A quoi pensait-il le Jean, ce soir-là 6 avril 1822, veille de Pâques ?
A la fin de la journée, il a demandé à la porte d’une belle ferme un abri pour la nuit.
On l’a conduit dans le fenil au-dessus de la grange.
L’homme qui le guide lui apprend qu’il est au domaine des Blaises, chez Monsieur de Beaumont, maire de la commune de Mornay.
Il est las, vraiment las.
Le corps usé, les jambes ne vont plus, il n’a plus l’âge pour ces tournées qui aujourd’hui lui paraissent interminables.
Sur le chemin de retour, il approche de Charolles. Encore 25 ou 30 lieues et à la fin du mois, il sera au pays : Saint-Rémy sur Thiers.
Il a emprunté les voies de traverse, laissant la grande route aux marchands en carriole.
La tournée en Bourgogne n’a pas été fameuse. Il a mal vendu sa marchandise : couteaux, ciseaux, rasoirs, du beau et surtout du moins bon. Il en faut pour tous et il rencontre plus de pauvres que de riches.
S’il ne sait pas écrire, ni même signer, il savait compter et faire briller les lames dans les salles de ferme et sur les foires, mais le cœur n’y est plus.
Demain matin, il ira à la messe. A nouveau, comme tout le monde ou presque.
Malgré, ou à cause de la fatigue, il ne peut s’endormir.
1756
Jean Tarrerias, fils légitime de François et Michelle Lhote, est né en 1756, au village de Chazelle, paroisse de Saint-Rémy sur Thiers. Il ne se souvient plus du jour et du mois, mais cela lui fait donc soixante-six ou soixante-sept ans.
Jean était le petit dernier, plus exactement, avec sa jumelle Antoinette, ils étaient les petits derniers d’une famille de six enfants. Très tôt ils ne seront plus que trois avec son aîné Rémy et Jeanne.
Il a échappé au croup qui avait emporté sa jumelle morte à deux ans, il a été épargné aussi par toutes ces maladies qui déciment, et bien plus, les berceaux et le jeune âge.
Mais quels ravages autour de lui ! Des enfants et aussi des adultes fauchés par la variole, la typhoïde et cette peste des rizières qui avait multiplié par trois le nombre de sépultures, il n’y a pas si longtemps !
Dans la famille, de mémoire d’homme, on est lié à la coutellerie, les uns forgerons, taillandiers, d’autres émouleurs, monteurs, … à Saint-Rémy, aussi à Celles ou à Thiers.

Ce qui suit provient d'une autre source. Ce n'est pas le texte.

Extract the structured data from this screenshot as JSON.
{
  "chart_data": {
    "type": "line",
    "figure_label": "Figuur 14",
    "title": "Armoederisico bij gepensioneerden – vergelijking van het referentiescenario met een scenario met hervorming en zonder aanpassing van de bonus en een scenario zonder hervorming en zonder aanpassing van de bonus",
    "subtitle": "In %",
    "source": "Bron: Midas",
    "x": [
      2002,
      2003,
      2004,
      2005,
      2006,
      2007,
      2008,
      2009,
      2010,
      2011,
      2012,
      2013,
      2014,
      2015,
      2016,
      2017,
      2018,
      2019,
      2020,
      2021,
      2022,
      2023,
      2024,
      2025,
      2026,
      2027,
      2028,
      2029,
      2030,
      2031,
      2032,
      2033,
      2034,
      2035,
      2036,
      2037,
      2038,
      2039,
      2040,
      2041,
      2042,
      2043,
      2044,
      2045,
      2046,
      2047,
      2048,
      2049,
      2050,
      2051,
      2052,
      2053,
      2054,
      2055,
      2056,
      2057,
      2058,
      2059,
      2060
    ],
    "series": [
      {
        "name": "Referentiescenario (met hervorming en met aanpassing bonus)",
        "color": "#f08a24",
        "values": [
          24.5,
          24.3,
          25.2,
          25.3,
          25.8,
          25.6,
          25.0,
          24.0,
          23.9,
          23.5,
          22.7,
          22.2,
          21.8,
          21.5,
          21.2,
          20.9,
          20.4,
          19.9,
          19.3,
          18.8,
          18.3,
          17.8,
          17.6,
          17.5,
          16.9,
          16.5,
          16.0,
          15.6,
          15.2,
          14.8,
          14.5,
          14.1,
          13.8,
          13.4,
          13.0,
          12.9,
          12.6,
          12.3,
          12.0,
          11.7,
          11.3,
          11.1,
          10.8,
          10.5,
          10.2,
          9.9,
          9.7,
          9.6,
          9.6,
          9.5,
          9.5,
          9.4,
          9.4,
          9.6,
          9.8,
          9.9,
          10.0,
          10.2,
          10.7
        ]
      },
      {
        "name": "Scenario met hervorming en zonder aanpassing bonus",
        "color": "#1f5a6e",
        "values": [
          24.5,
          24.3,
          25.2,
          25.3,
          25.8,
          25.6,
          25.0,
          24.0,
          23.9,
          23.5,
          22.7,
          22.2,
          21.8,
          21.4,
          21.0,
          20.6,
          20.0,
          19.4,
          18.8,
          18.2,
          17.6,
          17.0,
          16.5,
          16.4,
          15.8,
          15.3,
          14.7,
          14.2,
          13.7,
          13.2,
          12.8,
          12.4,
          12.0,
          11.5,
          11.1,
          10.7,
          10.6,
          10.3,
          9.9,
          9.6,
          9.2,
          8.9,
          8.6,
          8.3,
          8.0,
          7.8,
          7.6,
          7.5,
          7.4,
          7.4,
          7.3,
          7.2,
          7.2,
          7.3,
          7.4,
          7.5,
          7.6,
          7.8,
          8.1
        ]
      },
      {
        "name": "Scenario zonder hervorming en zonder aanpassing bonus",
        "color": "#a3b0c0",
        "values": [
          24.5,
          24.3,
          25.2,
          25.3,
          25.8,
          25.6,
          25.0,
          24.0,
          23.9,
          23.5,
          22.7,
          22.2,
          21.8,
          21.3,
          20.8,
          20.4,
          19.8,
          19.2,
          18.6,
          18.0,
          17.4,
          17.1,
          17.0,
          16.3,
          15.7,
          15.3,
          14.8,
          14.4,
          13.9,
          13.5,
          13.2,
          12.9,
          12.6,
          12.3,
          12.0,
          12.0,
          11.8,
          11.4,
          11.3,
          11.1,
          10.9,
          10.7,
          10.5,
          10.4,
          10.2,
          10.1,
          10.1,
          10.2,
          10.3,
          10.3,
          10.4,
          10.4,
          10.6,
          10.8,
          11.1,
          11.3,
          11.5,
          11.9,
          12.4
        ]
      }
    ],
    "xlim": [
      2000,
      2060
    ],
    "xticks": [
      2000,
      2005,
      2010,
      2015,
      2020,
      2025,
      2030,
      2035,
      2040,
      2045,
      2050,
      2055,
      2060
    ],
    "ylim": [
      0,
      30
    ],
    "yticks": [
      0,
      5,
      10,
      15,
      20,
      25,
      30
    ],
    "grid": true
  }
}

Toute son enfance Jean va suivre ses parents. Chaque jour ils descendent par un rude sentier jusqu’au bord de la Durolle. Là se trouve le rouet où ils louent leur place.
Cette Durolle est la mère nourricière des couteliers et de leurs voisins martinaires, papetiers et meuniers. Elle leur apporte son eau limpide et sa force qu’ils ont su détourner.

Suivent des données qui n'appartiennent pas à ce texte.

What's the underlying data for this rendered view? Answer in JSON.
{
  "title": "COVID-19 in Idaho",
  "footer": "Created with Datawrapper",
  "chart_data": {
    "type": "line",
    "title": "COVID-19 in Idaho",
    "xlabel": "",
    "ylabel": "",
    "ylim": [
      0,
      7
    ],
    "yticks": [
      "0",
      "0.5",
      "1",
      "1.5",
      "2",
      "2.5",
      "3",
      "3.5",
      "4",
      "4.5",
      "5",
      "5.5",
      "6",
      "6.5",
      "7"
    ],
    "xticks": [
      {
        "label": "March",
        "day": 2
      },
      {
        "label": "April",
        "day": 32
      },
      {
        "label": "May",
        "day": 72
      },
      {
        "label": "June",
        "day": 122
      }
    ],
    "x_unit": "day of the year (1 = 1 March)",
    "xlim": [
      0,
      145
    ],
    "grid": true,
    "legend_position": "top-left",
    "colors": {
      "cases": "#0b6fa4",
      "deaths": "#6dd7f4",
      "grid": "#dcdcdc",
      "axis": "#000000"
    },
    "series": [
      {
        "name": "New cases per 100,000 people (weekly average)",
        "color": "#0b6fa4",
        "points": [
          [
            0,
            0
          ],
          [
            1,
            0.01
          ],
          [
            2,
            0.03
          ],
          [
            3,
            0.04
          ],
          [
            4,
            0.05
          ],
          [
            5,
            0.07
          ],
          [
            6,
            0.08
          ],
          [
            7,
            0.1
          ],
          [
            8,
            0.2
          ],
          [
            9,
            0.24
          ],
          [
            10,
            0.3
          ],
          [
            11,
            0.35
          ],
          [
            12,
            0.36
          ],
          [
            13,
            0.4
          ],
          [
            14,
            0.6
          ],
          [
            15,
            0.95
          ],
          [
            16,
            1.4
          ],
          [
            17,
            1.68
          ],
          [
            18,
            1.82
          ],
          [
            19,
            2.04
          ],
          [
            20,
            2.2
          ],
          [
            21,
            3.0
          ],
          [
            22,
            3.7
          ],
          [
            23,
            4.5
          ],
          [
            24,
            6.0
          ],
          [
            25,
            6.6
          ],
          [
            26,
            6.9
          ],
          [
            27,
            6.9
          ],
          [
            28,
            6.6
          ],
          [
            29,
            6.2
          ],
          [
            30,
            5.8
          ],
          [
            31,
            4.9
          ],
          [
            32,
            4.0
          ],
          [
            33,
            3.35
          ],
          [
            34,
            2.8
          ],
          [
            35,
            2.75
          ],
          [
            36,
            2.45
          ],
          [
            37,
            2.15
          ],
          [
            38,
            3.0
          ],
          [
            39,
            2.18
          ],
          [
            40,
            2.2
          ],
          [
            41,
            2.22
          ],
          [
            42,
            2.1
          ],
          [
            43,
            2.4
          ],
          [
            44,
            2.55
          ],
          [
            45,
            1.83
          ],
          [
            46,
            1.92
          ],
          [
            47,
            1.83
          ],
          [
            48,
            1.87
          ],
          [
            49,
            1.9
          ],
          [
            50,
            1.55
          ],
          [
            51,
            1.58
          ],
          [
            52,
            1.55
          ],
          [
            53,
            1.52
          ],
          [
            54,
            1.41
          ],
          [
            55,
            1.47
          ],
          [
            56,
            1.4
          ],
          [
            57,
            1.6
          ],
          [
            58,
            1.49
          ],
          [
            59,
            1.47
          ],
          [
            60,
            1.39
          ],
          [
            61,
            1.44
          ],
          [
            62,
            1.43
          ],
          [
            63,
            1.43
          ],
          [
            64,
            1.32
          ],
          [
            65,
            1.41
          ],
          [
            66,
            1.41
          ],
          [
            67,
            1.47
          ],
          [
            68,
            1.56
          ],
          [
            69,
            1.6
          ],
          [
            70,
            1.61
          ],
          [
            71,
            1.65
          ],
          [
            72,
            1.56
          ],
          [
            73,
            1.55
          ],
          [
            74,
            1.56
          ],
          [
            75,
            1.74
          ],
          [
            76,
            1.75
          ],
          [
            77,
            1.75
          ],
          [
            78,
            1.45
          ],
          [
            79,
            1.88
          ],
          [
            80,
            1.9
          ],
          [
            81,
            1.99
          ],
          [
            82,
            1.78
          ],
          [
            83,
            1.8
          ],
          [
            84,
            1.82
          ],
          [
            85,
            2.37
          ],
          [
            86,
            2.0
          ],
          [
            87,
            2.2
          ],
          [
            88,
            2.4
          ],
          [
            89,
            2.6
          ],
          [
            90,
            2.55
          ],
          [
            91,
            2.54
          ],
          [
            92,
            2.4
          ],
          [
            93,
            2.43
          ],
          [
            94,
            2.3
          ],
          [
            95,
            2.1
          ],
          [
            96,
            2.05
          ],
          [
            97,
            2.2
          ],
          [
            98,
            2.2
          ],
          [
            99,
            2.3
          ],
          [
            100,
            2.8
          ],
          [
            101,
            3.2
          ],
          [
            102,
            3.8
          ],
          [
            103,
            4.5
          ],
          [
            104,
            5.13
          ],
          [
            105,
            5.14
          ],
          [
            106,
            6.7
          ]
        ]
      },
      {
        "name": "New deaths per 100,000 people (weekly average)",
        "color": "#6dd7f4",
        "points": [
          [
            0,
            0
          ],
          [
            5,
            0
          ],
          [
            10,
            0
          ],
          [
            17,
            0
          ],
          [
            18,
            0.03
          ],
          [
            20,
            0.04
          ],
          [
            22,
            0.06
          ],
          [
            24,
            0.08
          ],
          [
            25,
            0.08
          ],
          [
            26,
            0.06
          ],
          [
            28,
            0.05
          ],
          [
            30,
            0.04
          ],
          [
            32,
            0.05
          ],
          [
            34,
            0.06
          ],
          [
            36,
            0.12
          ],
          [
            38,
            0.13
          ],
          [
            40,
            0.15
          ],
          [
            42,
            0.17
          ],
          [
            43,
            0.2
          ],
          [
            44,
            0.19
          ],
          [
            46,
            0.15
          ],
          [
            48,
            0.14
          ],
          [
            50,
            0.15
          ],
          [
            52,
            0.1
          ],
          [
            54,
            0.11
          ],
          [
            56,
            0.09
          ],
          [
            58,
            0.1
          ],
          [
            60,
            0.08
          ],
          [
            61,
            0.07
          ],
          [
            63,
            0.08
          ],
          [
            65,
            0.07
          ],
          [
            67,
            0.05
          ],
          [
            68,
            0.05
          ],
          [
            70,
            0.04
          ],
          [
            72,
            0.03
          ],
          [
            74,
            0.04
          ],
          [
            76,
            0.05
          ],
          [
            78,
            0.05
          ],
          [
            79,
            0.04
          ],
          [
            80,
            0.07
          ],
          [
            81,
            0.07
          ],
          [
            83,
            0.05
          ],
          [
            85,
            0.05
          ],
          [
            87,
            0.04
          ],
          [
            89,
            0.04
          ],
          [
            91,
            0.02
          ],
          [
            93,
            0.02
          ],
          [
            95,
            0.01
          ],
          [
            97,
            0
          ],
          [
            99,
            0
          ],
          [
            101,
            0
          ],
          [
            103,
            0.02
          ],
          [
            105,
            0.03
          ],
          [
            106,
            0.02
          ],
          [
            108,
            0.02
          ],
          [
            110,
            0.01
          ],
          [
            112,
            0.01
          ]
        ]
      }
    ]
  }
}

Hélas, trop souvent ils doivent la redouter. L’hiver, prise par la glace, elle bloque roues et mécanismes qu’elle brise parfois. L’été, réduite à un filet, à nouveau elle les prive d’activité. Pire encore, saisie de fureur, elle sait tout dévaster, emportant dans ses débordements les vannes, les aménagements, parfois même, les rouets.
Indifférents à ces désastres, au nom du roi et de son intendant, au nom du seigneur baron, de monseigneur l’évêque, les collecteurs de tailles, redevances, droits et taxes ne cessent de pressurer maîtres, compagnons et ouvriers jusqu’à la ruine.
Le temps est loin où le roi était le bien-aimé !
Rémy l’aîné a appris la forge, il est marié, mais il n’est pas loin et son cadet le rejoint dès qu’il le peut !
La place de Jean est à l’étage auprès de sa mère et de Jeanne qui polissent et blanchissent les lames que son père émouleur a façonnées au ras de l’eau.
En descendant chercher les paniers de lames ouvragées, il le voit ce père coincer la lame dans son terraillon et l’appuyer des deux bras sur la meule. Il passe ainsi des heures, le ventre sur la planche, son chien couché sur ses jambes croisées, les mains gelées par l’eau froide et le visage brûlé par les étincelles.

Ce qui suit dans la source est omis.